L'enthousiasme suscité par une nouvelle idée a conduit à un empressement excessif à la confirmer, consciemment ou inconsciemment. « C'est ce qu'on appelle le biais de confirmation, et il est facile de tomber dans ce piège. Nous l'avons constaté dans nos propres travaux. La citation sélective d'études, l'élimination des explications alternatives, mais aussi leur répétition d'une présentation à l'autre, ont éloigné le discours de la réalité. Un exemple ? Une étude de 2009 utilisant des techniques génétiques pour cartographier la distribution des champignons mycorhiziens est désormais souvent citée comme preuve que les arbres se transfèrent des nutriments entre eux via les CMN – même si cette étude n'a pas réellement étudié le transfert de nutriments. »

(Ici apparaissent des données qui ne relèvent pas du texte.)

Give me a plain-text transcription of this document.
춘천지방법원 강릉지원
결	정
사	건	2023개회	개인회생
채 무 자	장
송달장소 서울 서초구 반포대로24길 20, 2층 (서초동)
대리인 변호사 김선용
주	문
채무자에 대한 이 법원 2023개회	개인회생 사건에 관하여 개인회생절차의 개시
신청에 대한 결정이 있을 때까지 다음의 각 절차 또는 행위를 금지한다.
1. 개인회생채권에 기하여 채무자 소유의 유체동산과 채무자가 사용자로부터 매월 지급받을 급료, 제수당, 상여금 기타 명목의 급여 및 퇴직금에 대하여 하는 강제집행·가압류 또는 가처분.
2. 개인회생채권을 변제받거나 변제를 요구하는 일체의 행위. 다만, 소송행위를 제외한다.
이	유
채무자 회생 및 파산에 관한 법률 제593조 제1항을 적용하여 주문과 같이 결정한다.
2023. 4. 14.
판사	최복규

Alors que Nature avait auparavant salué les travaux de Suzanne Simard, elle publie désormais les conclusions de Karst et d'autres. La réaction générale de ses pairs ? Karst : « Un soulagement, je crois. Le charme est rompu, pour ainsi dire. C'est une bonne nouvelle pour le domaine, car cela ouvre de nombreuses perspectives et ouvre de nouvelles perspectives sur les MCN. »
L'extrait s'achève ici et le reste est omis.